Detection Methods for CVE-2025-43701
Indicators of Compromise
- Unexpected high-volume requests to FlexCard endpoints under /services/apexrest/ or Experience Cloud /sfsites/ paths from a single source.
- Guest user activity in Salesforce Event Monitoring that references Custom Settings objects via FlexCard data sources.
- Anomalous read patterns against Custom Settings objects originating from low-privilege or unauthenticated session contexts.
Detection Strategies
- Review Salesforce Event Monitoring ApiEvent and LightningPageView logs for FlexCard invocations correlated with Custom Settings reads.
- Audit all FlexCards deployed to Experience Cloud sites and identify those with Custom Settings data sources.
- Compare current OmniStudio version against 254 using the Salesforce Setup Installed Packages page.
Monitoring Recommendations
- Forward Salesforce Event Monitoring logs into a SIEM and alert on guest-context access to sensitive Custom Settings.
- Track FlexCard response payload sizes for sudden growth that may indicate enumeration.

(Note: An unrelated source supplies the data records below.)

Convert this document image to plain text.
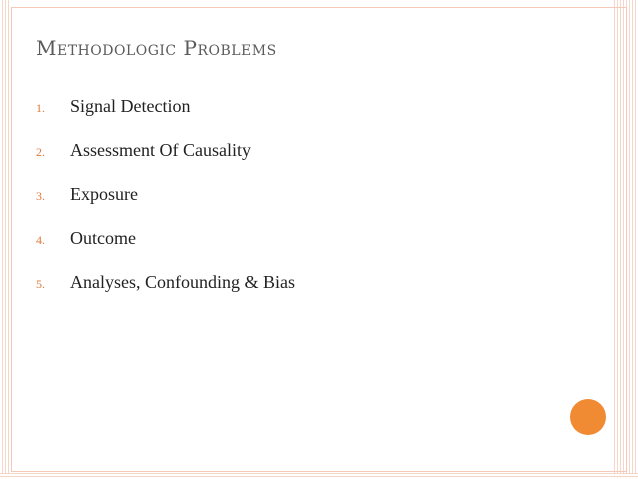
Methodologic Problems
1.	Signal Detection
2.	Assessment Of Causality
3.	Exposure
4.	Outcome
5.	Analyses, Confounding & Bias
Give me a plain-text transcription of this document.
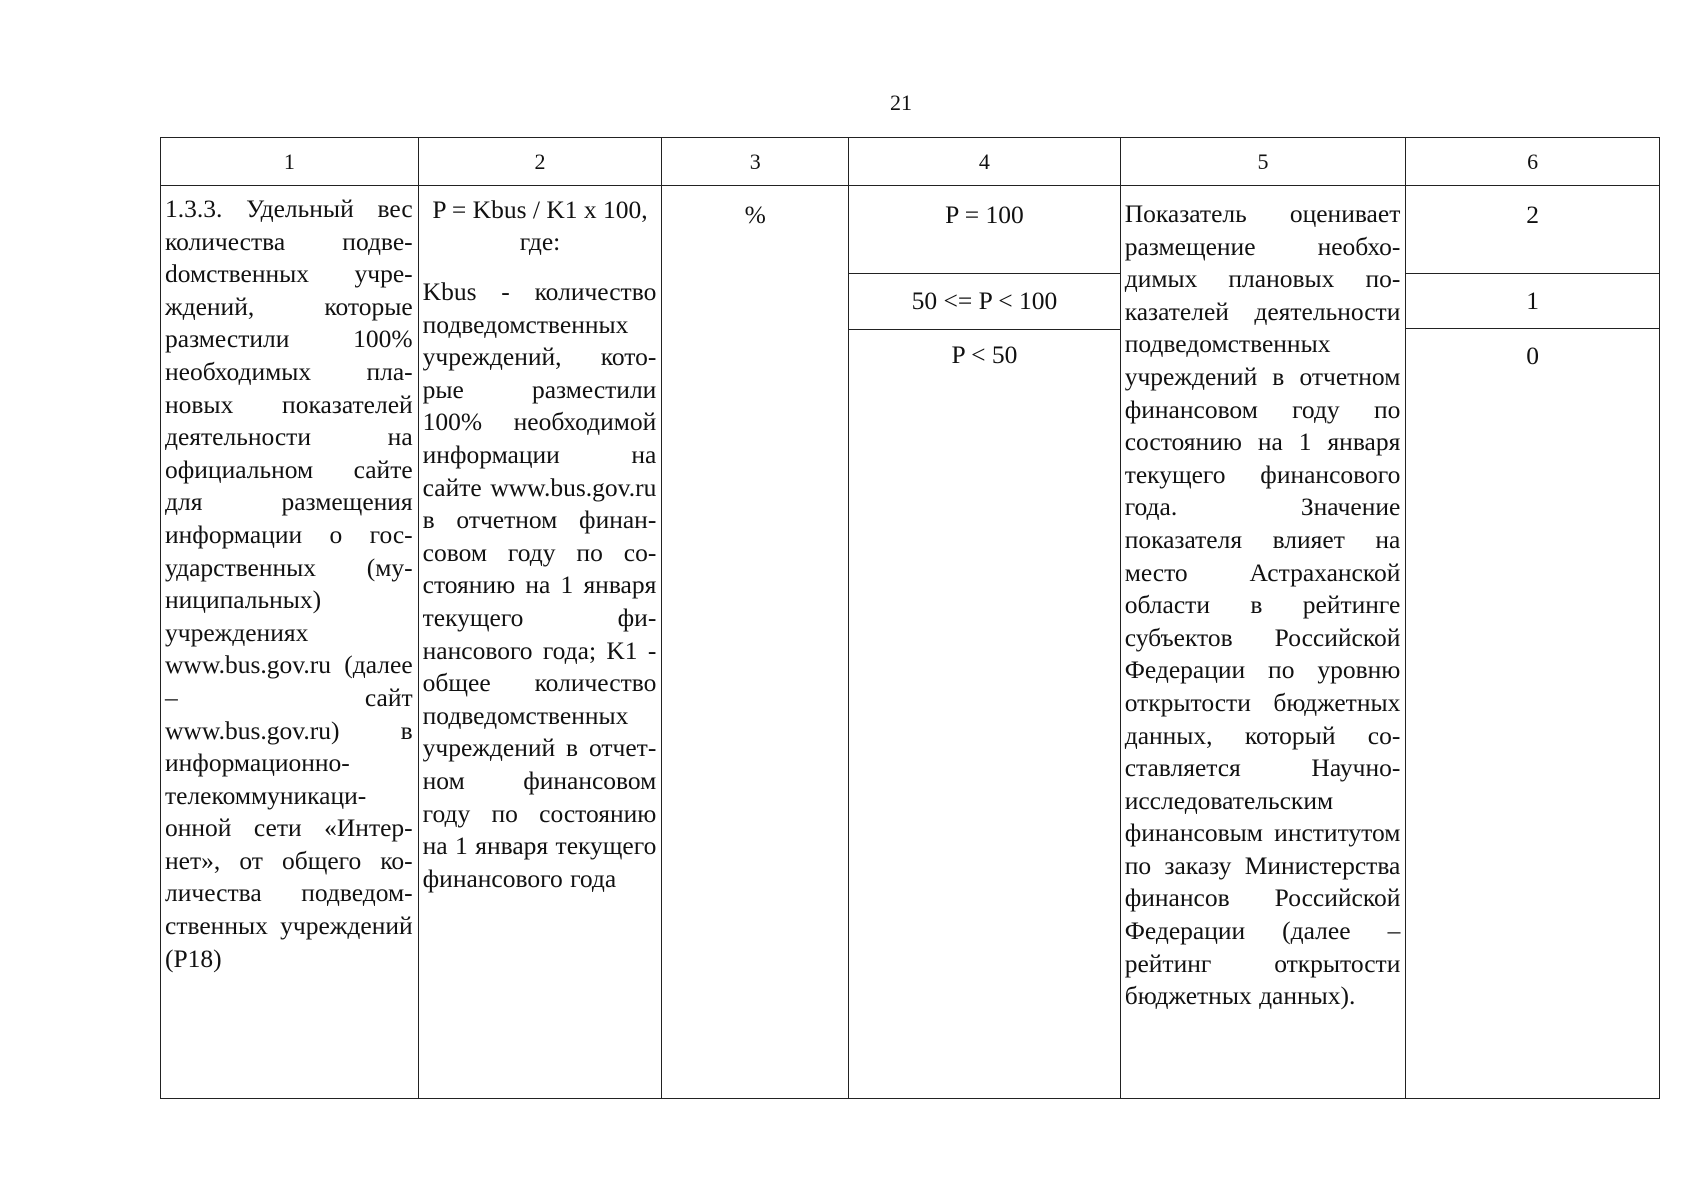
21
1
1.3.3. Удельный вес количества подвеdомственных учреждений, которые разместили 100% необходимых плановых показателей деятельности на официальном сайте для размещения информации о государственных (муниципальных) учреждениях www.bus.gov.ru (далее – сайт www.bus.gov.ru) в информационно-телекоммуникационной сети «Интернет», от общего количества подведомственных учреждений (P18)
2
P = Kbus / K1 x 100, где:
Kbus - количество подведомственных учреждений, которые разместили 100% необходимой информации на сайте www.bus.gov.ru в отчетном финансовом году по состоянию на 1 января текущего финансового года; K1 - общее количество подведомственных учреждений в отчетном финансовом году по состоянию на 1 января текущего финансового года
3
%
4
P = 100
50 <= P < 100
P < 50
5
Показатель оценивает размещение необходимых плановых показателей деятельности подведомственных учреждений в отчетном финансовом году по состоянию на 1 января текущего финансового года. Значение показателя влияет на место Астраханской области в рейтинге субъектов Российской Федерации по уровню открытости бюджетных данных, который составляется Научно-исследовательским финансовым институтом по заказу Министерства финансов Российской Федерации (далее – рейтинг открытости бюджетных данных).
6
2
1
0
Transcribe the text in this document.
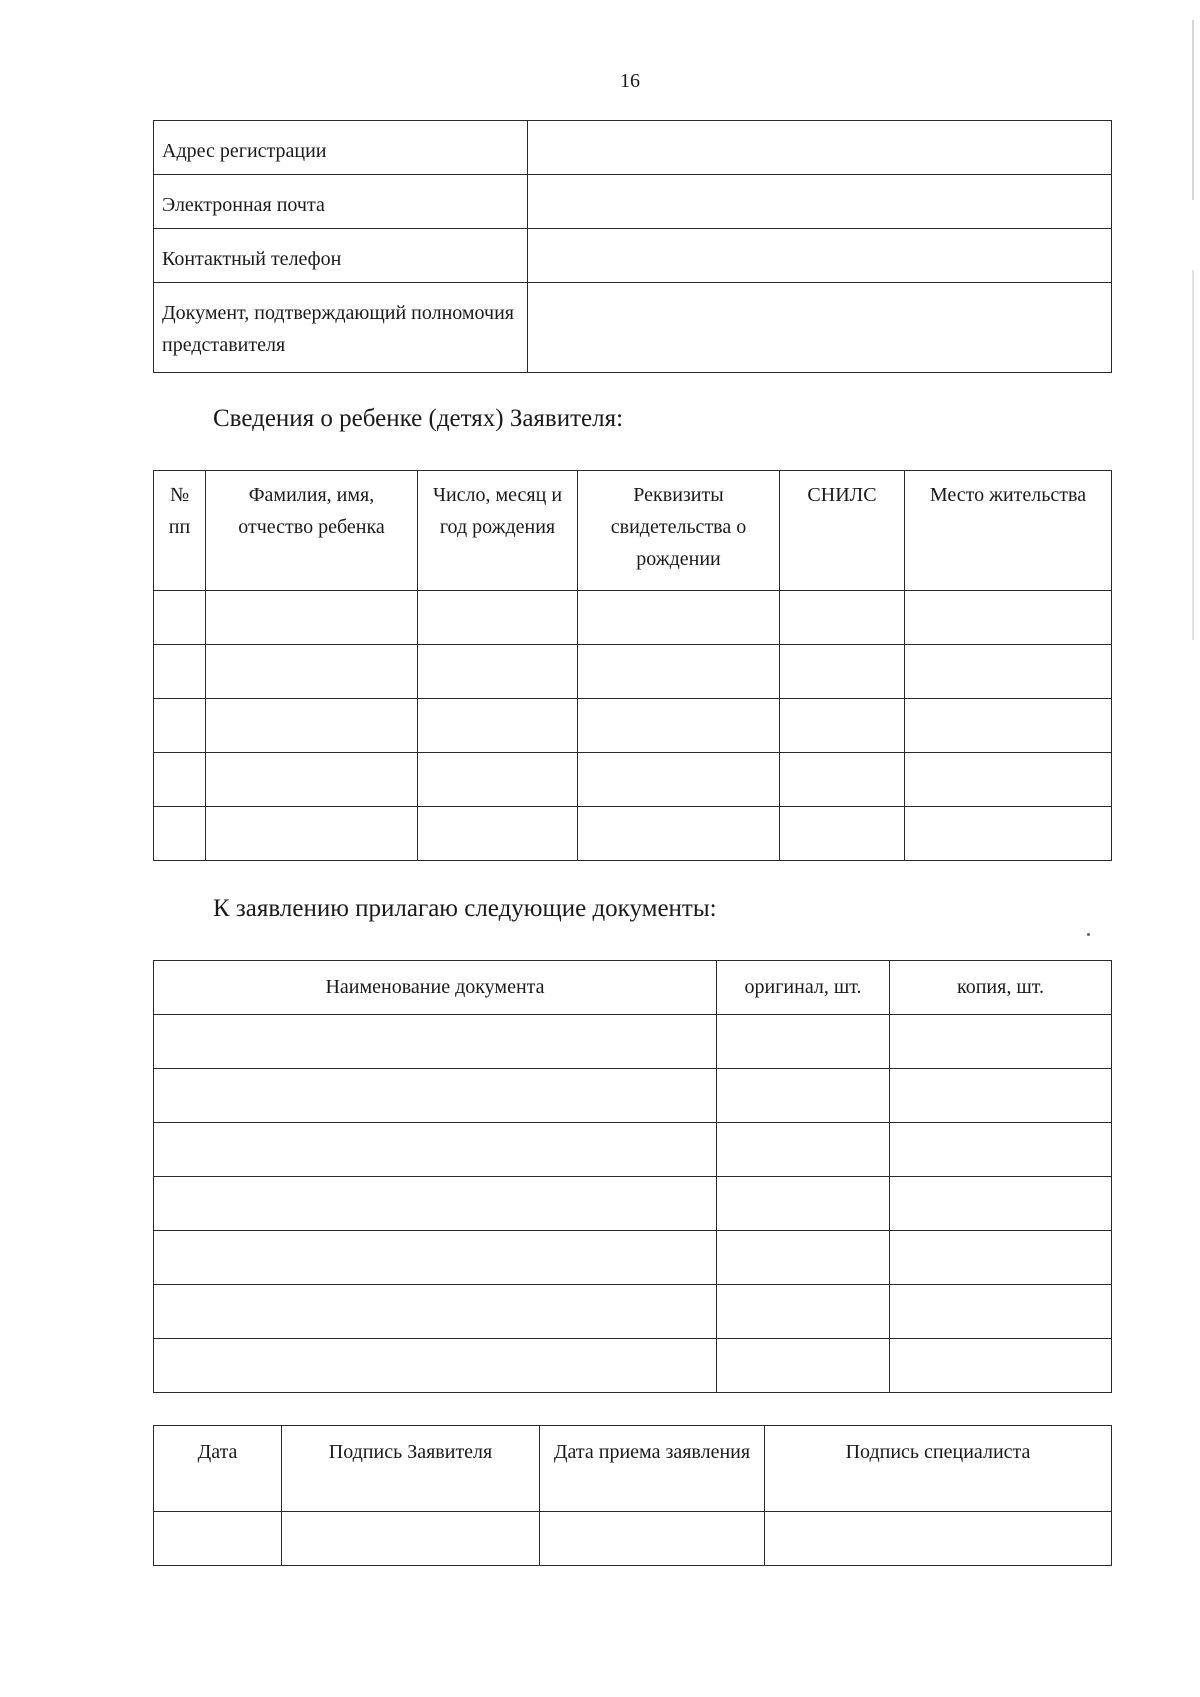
16
Адрес регистрации	
Электронная почта	
Контактный телефон	
Документ, подтверждающий полномочия представителя	
Сведения о ребенке (детях) Заявителя:
№ пп	Фамилия, имя, отчество ребенка	Число, месяц и год рождения	Реквизиты свидетельства о рождении	СНИЛС	Место жительства

К заявлению прилагаю следующие документы:
Наименование документа	оригинал, шт.	копия, шт.

Дата	Подпись Заявителя	Дата приема заявления	Подпись специалиста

- Monitor Salesforce Trust advisories and CVE feeds for related OmniStudio disclosures.
How to Mitigate CVE-2025-43701
Immediate Actions Required
- Upgrade Salesforce OmniStudio to version 254 or later in all affected orgs.
- Inventory FlexCards exposed to guest users and Experience Cloud sites and validate their data sources.
- Rotate any secrets, API keys, or tokens that may have been stored in Custom Settings reachable through vulnerable FlexCards.
Patch Information
Salesforce has remediated the issue in OmniStudio version 254. Customers running earlier OmniStudio releases must upgrade through the AppExchange managed package update path. Refer to the Salesforce Help Article for the official advisory and upgrade guidance.
Workarounds
- Restrict guest user profile access to Custom Settings objects until the OmniStudio upgrade is completed.
- Remove or disable FlexCards on public-facing Experience Cloud pages that reference Custom Settings.
- Relocate sensitive configuration values from Custom Settings to Custom Metadata Types or Named Credentials with stricter access controls.
# Query installed OmniStudio version via Salesforce CLI
sf data query --query "SELECT Id, Name, NamespacePrefix FROM Publisher WHERE NamespacePrefix = 'omnistudio'" --target-org my-org
# List FlexCards referencing Custom Settings (Tooling API)
sf data query --use-tooling-api \
--query "SELECT Id, DeveloperName FROM OmniUiCard__c WHERE DataSourceType__c = 'Custom Settings'" \
--target-org my-org
Disclaimer: This content was generated using AI. While we strive for accuracy, please verify critical information with official sources.